Points for Your Wedding Catering Contract
First, check your catering contract to ensure all of the general info is on there. Then, it's on to the nitty-gritty details like rentals, staff, timing and the cake (if it's included). If you have any special requests you've talked through with your caterer, make sure those are noted on the contract. This may not be the most fun part of planning, but it'll save you a ton of time and energy later on if you get the contract right from the start.
[ ] Name and contact information for the venue.
[ ] The date, location, start time and length of your wedding. If your venue has different banquet rooms or ballrooms, refer to the one(s) you'll be using by its specific name.
[ ] The number of guests you expect at your event, and the date for your final head count.
[ ] The type of service you want (sit-down, buffet and so on). Be specific. If you want passed apps at cocktail hour and a family-style reception, spell that all out.
[ ] The number of courses served, including the cocktail hour
[ ] The menu for each course, including acceptable substitutions, should ingredients be unavailable (for example, if there's a blueberry shortage and blueberry pie just won't work, can your caterer serve cherry pie instead?).
[ ] Any special arrangements needed for children or guests with dietary restrictions, like gluten-free or vegetarian options
[ ] Where and when your to-go snack will be available (if your caterer will be providing an edible favor for guests).
[ ] Where and when your doggie bag will be available (knowing they won't have much time to eat during the night, some couples ask their caterer to package up their meal ahead of time so they can munch on it when they get to the wedding suite).
[ ] Proof of health license from the state.
[ ] Your caterer's proof of liability and insurance carrier information, including liquor liability insurance.
[ ] The latest date you can make changes to your menu.
Pricing and Fees
[ ] The price per adult guest (ask whether or not the price includes taxes or other fees).

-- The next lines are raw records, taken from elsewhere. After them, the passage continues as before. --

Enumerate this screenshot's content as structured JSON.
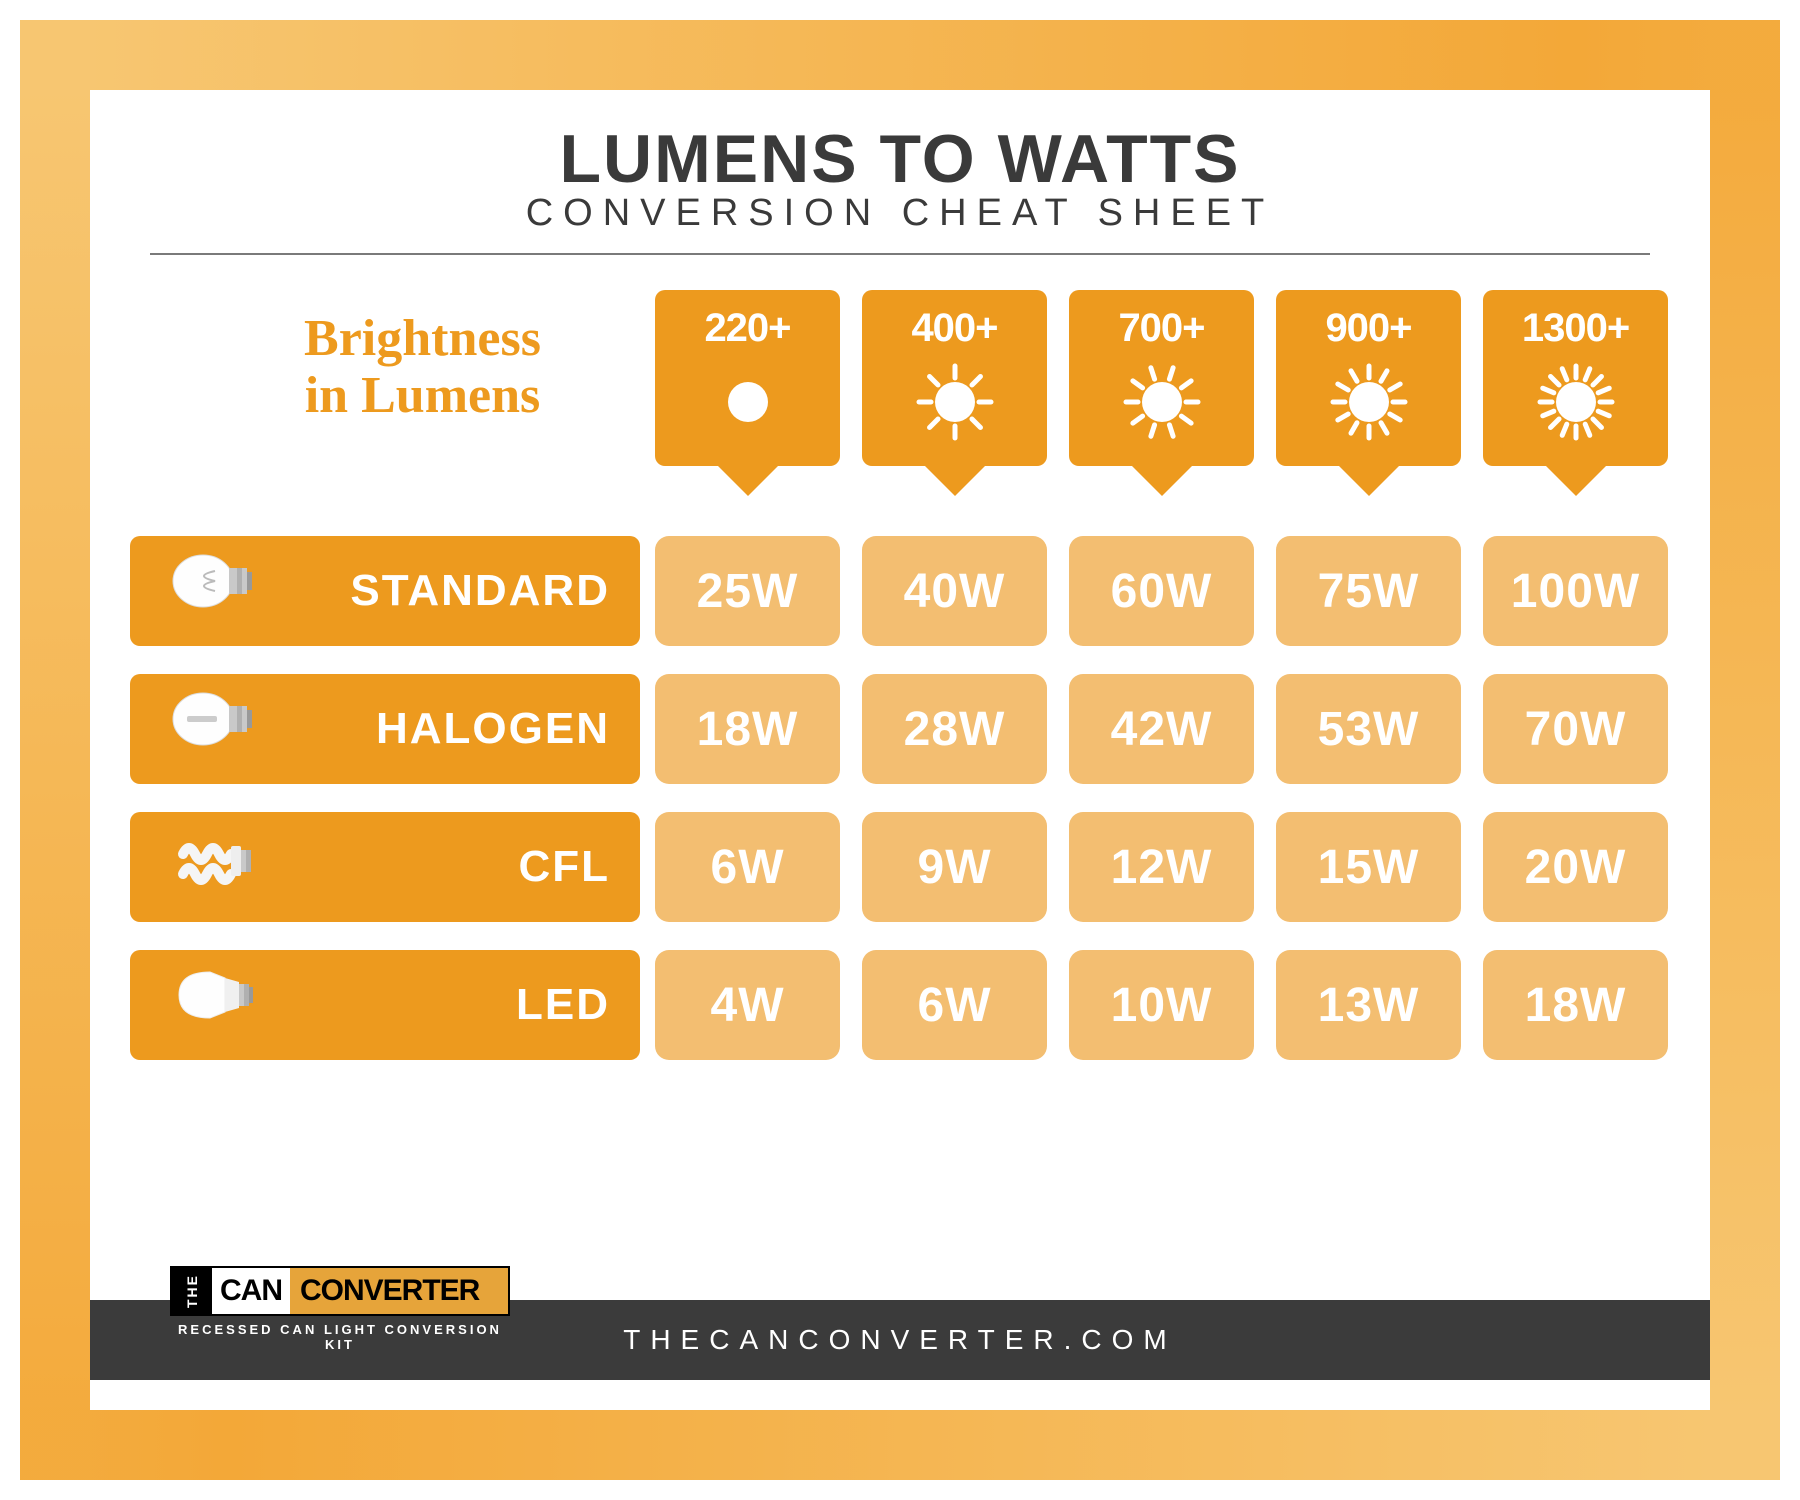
{
  "colors": {
    "frame_light": "#f7c671",
    "frame_dark": "#f3a838",
    "accent": "#ed9a1e",
    "cell_bg": "#f3be71",
    "text_dark": "#3a3a3a",
    "footer_bg": "#3b3b3b",
    "white": "#ffffff"
  },
  "title": {
    "main": "LUMENS TO WATTS",
    "sub": "CONVERSION CHEAT SHEET",
    "main_fontsize": 68,
    "sub_fontsize": 38
  },
  "brightness_label": {
    "line1": "Brightness",
    "line2": "in Lumens",
    "fontsize": 52
  },
  "lumen_levels": [
    "220+",
    "400+",
    "700+",
    "900+",
    "1300+"
  ],
  "sun_ray_counts": [
    0,
    8,
    10,
    12,
    16
  ],
  "rows": [
    {
      "name": "STANDARD",
      "bulb_type": "incandescent",
      "watts": [
        "25W",
        "40W",
        "60W",
        "75W",
        "100W"
      ]
    },
    {
      "name": "HALOGEN",
      "bulb_type": "halogen",
      "watts": [
        "18W",
        "28W",
        "42W",
        "53W",
        "70W"
      ]
    },
    {
      "name": "CFL",
      "bulb_type": "cfl",
      "watts": [
        "6W",
        "9W",
        "12W",
        "15W",
        "20W"
      ]
    },
    {
      "name": "LED",
      "bulb_type": "led",
      "watts": [
        "4W",
        "6W",
        "10W",
        "13W",
        "18W"
      ]
    }
  ],
  "cell_style": {
    "fontsize": 48,
    "radius": 14
  },
  "row_label_style": {
    "fontsize": 44
  },
  "footer": {
    "url": "THECANCONVERTER.COM",
    "logo": {
      "the": "THE",
      "can": "CAN",
      "converter": "CONVERTER",
      "sub": "RECESSED CAN LIGHT CONVERSION KIT"
    }
  }
}
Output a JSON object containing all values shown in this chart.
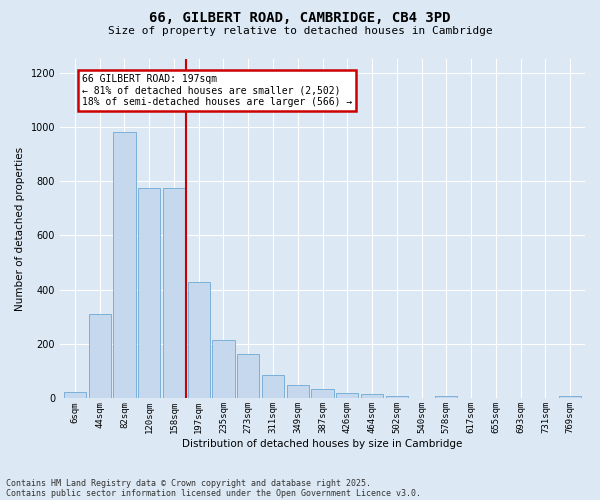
{
  "title_line1": "66, GILBERT ROAD, CAMBRIDGE, CB4 3PD",
  "title_line2": "Size of property relative to detached houses in Cambridge",
  "xlabel": "Distribution of detached houses by size in Cambridge",
  "ylabel": "Number of detached properties",
  "categories": [
    "6sqm",
    "44sqm",
    "82sqm",
    "120sqm",
    "158sqm",
    "197sqm",
    "235sqm",
    "273sqm",
    "311sqm",
    "349sqm",
    "387sqm",
    "426sqm",
    "464sqm",
    "502sqm",
    "540sqm",
    "578sqm",
    "617sqm",
    "655sqm",
    "693sqm",
    "731sqm",
    "769sqm"
  ],
  "values": [
    25,
    310,
    980,
    775,
    775,
    430,
    215,
    165,
    85,
    50,
    33,
    20,
    18,
    10,
    0,
    8,
    0,
    0,
    0,
    0,
    8
  ],
  "bar_color": "#c5d8ee",
  "bar_edge_color": "#6fa8d5",
  "vline_color": "#cc0000",
  "annotation_text": "66 GILBERT ROAD: 197sqm\n← 81% of detached houses are smaller (2,502)\n18% of semi-detached houses are larger (566) →",
  "annotation_box_edgecolor": "#cc0000",
  "ylim": [
    0,
    1250
  ],
  "yticks": [
    0,
    200,
    400,
    600,
    800,
    1000,
    1200
  ],
  "bg_color": "#dce9f5",
  "plot_bg_color": "#dce9f5",
  "grid_color": "#ffffff",
  "footer_line1": "Contains HM Land Registry data © Crown copyright and database right 2025.",
  "footer_line2": "Contains public sector information licensed under the Open Government Licence v3.0."
}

[ ] The price per child guest and vendor (most caterers charge less for kids and for meals for your DJ/band and other day-of vendors you need to feed).
[ ] If you're hosting a buffet-style or tray-passed event, the method by which prices are determined: by the guest or by the plate.
[ ] The maximum market price you agree to pay for specialty items like lobster, crab and fine fish. (This is so important since it can really raise the price if you don't put a cap on it!)
[ ] Overtime policy.
[ ] Corkage fees, if applicable.
[ ] The estimated total cost for the reception.
[ ] The deposit amount paid.
[ ] The balance due.
[ ] The payment schedule.
[ ] The refund and cancellation policy.
[ ] Any rentals and supplies the catering company will provide, like linens, china, serving platters, etc.
[ ] The total cost of rentals provided by your caterer or whether they are included in your package price.
[ ] The ratio of waitstaff and bartenders to each guest. The type of meal will determine the amount of workers you'll need. (For a sit-down meal you'll want one server for anywhere between one and three tables, but for a buffet-style meal the number of servers per guest could be lower.)
[ ] The name of the person overseeing the staff and the backup in case he/she is sick or unable to make it the day of.
[ ] The name of the person responsible for set up, cleanup and breakdown and any fees for these services.
[ ] The attire for servers and bartenders.
[ ] The cost per hour or flat rate for servers/bartenders, including overtime.
[ ] The wedding cake size, style, design, flavor and cost (if your caterer is making it).
[ ] The groom's cake size, style, design, flavor and cost (optional).
[ ] Any additional cake-cutting and service fees.
[ ] The packaging arrangements of the wedding cake for guests to take home if applicable.
[ ] The preparation and freezing arrangement for the top tier of the wedding cake, if you'll choose to save the top for your first anniversary (do it—it's actually pretty delicious!).
[ ] The types of beverages that will be served, including brands, where applicable. If you're including some premium liquors, say Johnnie Walker Blue Label, specify the number of bottles and if there's a certain time or place you want them served.
[ ] The times at which each type of alcohol should be served (for example, red and white wines during dinner or champagne for toasts and with dessert).
[ ] Mixers, nonalcoholic beverages and condiments you want included at your bar, as well as equipment your caterer will provide (shakers, stirrers, ice, garnishes and so on) and what they cost (if anything).
[ ] Nonalcoholic beverages you want to serve during dinner, including coffee and tea.
[ ] If you're buying alcohol from your caterer, cost per bottle/drink breakdown.
[ ] Your caterer's buyback policy (for example, if you ordered 75 bottles of wine and opened only 50, the price at which your caterer will "buy back" your unopened bottles).
[ ] If you're supplying your own alcohol, when and where it should be delivered to the caterer.